Давайте попробуем выяснить присущие им  черты.

         Как говорилось выше, Пушкин  образовал  фамилии Онегин и Ленский от  названий рек, подчеркнув этим  принципиальный отказ от однозначной  трактовки характеров героев. Онегин  – от «Онега» река, Ленский  от «Лена» река. Онега и Лена нечто текучее, неуловимое, непостоянное, ибо, как известно, нельзя дважды ступить в одну реку. Автор приблизил своих персонажей к реальной жизни, в которой мы редко встречаем однозначно хороших или плохих людей. Онегин и Ленский, прочитанные с позиции противопоставления («стихи и проза, лёд и пламень») раскрывают скорее социотипическое наполнение характеров.

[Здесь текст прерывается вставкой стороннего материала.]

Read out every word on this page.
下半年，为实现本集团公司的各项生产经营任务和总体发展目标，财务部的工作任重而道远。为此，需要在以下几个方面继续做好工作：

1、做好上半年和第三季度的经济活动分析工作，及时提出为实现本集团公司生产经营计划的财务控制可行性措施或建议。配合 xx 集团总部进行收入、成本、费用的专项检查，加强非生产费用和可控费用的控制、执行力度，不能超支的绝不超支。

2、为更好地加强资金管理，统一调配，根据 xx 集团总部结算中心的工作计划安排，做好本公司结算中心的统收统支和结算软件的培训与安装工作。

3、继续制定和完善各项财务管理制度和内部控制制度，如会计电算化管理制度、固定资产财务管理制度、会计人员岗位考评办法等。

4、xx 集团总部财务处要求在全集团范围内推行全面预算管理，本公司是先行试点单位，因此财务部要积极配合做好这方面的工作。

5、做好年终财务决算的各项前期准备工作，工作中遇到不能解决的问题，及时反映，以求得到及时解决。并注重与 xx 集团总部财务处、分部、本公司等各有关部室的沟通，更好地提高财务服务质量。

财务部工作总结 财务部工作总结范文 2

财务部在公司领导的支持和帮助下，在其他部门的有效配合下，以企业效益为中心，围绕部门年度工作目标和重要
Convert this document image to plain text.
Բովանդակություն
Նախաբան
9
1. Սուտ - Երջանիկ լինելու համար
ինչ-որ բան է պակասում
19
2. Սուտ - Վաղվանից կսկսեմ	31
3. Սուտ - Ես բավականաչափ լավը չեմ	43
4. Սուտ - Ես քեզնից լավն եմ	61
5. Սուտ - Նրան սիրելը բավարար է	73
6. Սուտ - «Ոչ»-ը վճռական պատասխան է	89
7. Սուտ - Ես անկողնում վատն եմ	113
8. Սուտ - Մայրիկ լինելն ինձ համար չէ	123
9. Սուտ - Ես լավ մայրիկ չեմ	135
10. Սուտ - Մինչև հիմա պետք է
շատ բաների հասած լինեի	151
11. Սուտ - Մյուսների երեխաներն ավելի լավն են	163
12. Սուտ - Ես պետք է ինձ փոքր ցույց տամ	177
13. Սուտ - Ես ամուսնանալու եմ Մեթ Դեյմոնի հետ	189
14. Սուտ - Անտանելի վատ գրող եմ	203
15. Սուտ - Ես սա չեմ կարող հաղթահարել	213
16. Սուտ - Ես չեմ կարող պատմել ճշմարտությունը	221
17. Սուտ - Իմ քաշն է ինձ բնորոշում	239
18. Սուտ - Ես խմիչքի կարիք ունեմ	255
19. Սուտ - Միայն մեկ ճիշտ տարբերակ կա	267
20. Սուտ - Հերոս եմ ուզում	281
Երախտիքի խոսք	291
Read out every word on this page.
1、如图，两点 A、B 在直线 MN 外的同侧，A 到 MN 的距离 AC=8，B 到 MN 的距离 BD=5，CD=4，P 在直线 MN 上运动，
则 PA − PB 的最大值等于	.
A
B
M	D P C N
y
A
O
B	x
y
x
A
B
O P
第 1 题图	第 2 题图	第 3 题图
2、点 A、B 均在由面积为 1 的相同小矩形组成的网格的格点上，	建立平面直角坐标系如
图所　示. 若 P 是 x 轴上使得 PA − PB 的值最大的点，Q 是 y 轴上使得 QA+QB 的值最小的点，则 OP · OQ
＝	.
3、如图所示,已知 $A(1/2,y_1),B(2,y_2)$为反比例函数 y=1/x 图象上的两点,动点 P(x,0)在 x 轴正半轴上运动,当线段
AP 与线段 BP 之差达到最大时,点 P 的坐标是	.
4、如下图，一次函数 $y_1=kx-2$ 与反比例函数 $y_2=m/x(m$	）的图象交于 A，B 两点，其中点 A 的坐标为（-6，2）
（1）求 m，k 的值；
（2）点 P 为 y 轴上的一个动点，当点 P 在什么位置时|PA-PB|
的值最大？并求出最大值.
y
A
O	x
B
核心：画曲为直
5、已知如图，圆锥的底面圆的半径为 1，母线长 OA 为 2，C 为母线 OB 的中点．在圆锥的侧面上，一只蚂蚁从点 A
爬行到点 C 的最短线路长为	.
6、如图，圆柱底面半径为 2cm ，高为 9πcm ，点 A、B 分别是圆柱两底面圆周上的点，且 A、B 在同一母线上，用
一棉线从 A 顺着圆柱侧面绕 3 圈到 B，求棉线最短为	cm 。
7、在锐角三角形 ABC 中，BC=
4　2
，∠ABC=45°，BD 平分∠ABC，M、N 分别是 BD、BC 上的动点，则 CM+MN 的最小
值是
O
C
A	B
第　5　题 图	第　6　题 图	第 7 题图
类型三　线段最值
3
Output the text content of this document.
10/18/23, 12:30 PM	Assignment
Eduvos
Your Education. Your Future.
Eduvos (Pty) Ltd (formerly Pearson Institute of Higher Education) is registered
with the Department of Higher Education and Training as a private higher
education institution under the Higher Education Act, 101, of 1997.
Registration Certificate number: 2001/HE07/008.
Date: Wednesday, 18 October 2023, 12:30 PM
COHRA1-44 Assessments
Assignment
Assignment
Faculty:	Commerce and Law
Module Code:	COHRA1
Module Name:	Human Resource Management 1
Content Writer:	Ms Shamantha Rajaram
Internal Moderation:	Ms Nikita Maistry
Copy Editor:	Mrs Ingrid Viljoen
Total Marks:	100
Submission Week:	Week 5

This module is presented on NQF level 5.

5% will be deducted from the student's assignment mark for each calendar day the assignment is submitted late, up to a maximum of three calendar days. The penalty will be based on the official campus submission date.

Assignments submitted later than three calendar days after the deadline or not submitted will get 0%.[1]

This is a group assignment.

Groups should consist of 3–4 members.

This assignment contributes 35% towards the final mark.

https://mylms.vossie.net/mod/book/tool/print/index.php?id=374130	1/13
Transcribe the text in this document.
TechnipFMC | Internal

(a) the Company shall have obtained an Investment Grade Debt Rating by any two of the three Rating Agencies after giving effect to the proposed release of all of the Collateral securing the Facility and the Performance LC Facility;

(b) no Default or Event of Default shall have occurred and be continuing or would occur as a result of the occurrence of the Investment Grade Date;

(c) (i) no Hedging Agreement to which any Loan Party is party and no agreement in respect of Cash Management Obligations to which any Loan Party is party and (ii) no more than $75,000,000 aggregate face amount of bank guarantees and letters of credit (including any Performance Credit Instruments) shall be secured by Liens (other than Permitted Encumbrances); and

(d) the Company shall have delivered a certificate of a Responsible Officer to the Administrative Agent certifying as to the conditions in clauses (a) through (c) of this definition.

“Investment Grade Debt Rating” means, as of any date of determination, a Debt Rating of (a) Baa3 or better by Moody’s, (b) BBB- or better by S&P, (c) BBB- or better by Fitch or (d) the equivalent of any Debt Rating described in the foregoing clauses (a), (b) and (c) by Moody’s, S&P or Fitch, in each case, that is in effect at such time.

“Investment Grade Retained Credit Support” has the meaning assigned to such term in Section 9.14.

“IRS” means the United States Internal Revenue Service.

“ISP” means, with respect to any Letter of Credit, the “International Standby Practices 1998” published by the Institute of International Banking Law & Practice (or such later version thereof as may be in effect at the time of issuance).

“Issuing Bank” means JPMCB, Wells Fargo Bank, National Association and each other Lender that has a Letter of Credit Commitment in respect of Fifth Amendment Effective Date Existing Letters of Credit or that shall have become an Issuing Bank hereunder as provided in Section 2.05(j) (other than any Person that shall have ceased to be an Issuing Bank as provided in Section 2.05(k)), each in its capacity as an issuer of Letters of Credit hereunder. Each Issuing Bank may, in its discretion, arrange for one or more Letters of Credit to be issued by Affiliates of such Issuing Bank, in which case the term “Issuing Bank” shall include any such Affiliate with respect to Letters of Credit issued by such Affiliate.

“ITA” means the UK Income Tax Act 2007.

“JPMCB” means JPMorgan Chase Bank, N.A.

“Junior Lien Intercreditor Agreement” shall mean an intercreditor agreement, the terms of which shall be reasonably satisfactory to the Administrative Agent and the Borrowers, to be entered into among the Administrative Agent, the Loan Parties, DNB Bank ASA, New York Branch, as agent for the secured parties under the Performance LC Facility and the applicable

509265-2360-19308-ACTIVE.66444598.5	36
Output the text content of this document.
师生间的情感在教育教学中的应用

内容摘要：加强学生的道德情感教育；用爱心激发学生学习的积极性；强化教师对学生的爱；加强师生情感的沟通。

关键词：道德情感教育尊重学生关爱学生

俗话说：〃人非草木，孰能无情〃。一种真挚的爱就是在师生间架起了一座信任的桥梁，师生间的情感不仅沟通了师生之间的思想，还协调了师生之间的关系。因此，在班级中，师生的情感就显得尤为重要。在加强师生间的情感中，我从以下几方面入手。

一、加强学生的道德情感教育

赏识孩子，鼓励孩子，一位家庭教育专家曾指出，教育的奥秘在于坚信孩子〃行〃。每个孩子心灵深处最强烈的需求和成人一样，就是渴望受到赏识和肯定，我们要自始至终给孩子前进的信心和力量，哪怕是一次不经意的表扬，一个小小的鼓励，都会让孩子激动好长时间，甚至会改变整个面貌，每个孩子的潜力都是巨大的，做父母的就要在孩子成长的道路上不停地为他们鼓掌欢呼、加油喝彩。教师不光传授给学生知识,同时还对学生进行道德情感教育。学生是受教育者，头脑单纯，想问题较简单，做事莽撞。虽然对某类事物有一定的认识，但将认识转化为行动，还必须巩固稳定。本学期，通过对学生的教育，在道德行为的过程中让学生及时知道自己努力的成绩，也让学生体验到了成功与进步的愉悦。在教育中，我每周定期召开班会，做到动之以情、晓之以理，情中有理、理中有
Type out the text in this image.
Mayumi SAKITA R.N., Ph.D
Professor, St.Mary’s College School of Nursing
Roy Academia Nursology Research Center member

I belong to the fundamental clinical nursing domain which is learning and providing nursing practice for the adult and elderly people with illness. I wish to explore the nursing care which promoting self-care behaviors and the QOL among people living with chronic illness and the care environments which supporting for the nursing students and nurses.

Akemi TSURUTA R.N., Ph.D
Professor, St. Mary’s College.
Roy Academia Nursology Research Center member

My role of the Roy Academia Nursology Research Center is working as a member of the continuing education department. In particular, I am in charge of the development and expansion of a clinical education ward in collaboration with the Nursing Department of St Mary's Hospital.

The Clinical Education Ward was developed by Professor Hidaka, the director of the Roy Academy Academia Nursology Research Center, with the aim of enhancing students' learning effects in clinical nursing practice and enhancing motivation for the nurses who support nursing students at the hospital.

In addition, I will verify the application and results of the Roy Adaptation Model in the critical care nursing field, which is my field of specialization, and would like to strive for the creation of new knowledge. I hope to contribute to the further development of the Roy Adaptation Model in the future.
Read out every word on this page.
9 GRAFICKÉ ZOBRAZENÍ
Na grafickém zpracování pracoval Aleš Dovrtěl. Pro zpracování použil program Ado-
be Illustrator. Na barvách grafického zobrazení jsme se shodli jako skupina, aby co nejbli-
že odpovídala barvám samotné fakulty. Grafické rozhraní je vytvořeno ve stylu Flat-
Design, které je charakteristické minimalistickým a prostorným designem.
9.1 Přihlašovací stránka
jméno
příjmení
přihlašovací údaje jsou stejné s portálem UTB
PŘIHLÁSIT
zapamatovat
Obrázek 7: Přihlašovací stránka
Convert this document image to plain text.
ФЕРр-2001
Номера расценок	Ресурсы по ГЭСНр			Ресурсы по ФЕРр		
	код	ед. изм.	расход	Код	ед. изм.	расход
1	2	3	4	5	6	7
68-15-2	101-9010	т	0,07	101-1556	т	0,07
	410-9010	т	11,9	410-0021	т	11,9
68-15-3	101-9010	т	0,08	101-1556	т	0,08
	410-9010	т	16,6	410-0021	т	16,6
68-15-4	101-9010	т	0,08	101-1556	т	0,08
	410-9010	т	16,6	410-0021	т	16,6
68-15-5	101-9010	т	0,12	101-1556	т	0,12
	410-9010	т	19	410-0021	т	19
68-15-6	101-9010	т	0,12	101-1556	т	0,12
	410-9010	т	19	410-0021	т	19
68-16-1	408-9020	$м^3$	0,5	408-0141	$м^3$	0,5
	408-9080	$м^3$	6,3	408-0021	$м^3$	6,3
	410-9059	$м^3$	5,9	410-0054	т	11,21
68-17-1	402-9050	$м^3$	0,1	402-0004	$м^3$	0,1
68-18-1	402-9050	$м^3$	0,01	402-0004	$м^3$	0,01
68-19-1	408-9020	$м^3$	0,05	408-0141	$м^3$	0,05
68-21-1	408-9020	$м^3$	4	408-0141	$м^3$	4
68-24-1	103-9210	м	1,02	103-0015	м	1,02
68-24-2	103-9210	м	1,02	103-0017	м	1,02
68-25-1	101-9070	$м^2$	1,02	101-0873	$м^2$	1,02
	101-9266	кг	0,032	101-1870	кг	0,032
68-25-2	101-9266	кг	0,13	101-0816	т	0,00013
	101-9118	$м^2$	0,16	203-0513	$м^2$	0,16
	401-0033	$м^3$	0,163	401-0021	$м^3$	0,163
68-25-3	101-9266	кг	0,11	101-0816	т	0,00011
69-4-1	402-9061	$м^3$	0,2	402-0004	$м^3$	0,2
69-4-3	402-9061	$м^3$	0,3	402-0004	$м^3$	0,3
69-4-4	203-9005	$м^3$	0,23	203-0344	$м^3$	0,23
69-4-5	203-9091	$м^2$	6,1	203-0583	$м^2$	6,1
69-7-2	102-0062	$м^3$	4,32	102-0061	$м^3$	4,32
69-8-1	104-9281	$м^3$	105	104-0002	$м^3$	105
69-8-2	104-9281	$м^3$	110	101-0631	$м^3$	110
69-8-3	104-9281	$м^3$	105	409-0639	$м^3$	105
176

       Судя  по роману, наши герои близки по своему социальному и географическому  положению: они помещики соседи. Вокруг них обитает немало других помещиков, но только Онегин и Ленский имеют образование, их духовные запросы не ограничиваются сельским бытом, как у большинства соседей, они оба хороши собой.  Однако они совершенно противоположны по характеру. Один был холодным разочарованным скептиком, другой — восторженным романтиком, идеалистом. 

         

                                   Итак, перед нами  Евгений Онегин

                                                          Онегин «очень мил»… 
Острижен по последней моде… 
Одет «как dandy лондонский». 
…В одежде был педант. 
… И то, что мы назвали франт. 
Он три часа, по крайней мере, 
Пред зеркалами проводил… 
…Мне нравились его черты, 
Мечтам невольная преданность, 
Неподражательная странность, 
И резкий, охлаждённый ум. 
       Он по-французски совершенно

       Мог изъясняться и писал;

       Легко мазурку танцевал

       И кланялся непринужденно;

       Чего  ж вам больше?                                                                                Свет  решил.                                                                     Что он умен и очень мил. 

                

       Попробуем поразмышлять, как значение имени  Евгений ( благородный) реализуется  в романе.

       Евгений Онегин - характер действительный в том смысле, что в нем нет ничего мечтательного, фантастического... Блестящий столичный аристократ, последний отпрыск знатного дворянского рода и потому «наследник всех своих родных» (один из них — престарелый дядюшка, в чью деревню отправляется Евгений в самом начале романа), он ведет жизнь праздную, беспечную, независимую, полную изысканных наслаждений и разнообразных «очарований».  Евгений родился "на брегах Невы", то есть в Петербурге, в семье богатого, но разорившегося типичного дворянина своего времени - "служив отлично, БЛАГОРОДНО, долгами жил его отец. Давал три бала ежегодно и промотался наконец". Сын такого отца получил типичное же БЛАГОРОДНОЕ воспитание. Его детство прошло в отрыве от всего русского, национального. Его воспитывал француз-гувернер, который,

       Чтоб  не измучилось дитя

       Учил  его всему, шутя, 
                    Не докучал моралью строгой, 
                    Слегка за шалости бранил,  
                    И в Летний сад гулять водил.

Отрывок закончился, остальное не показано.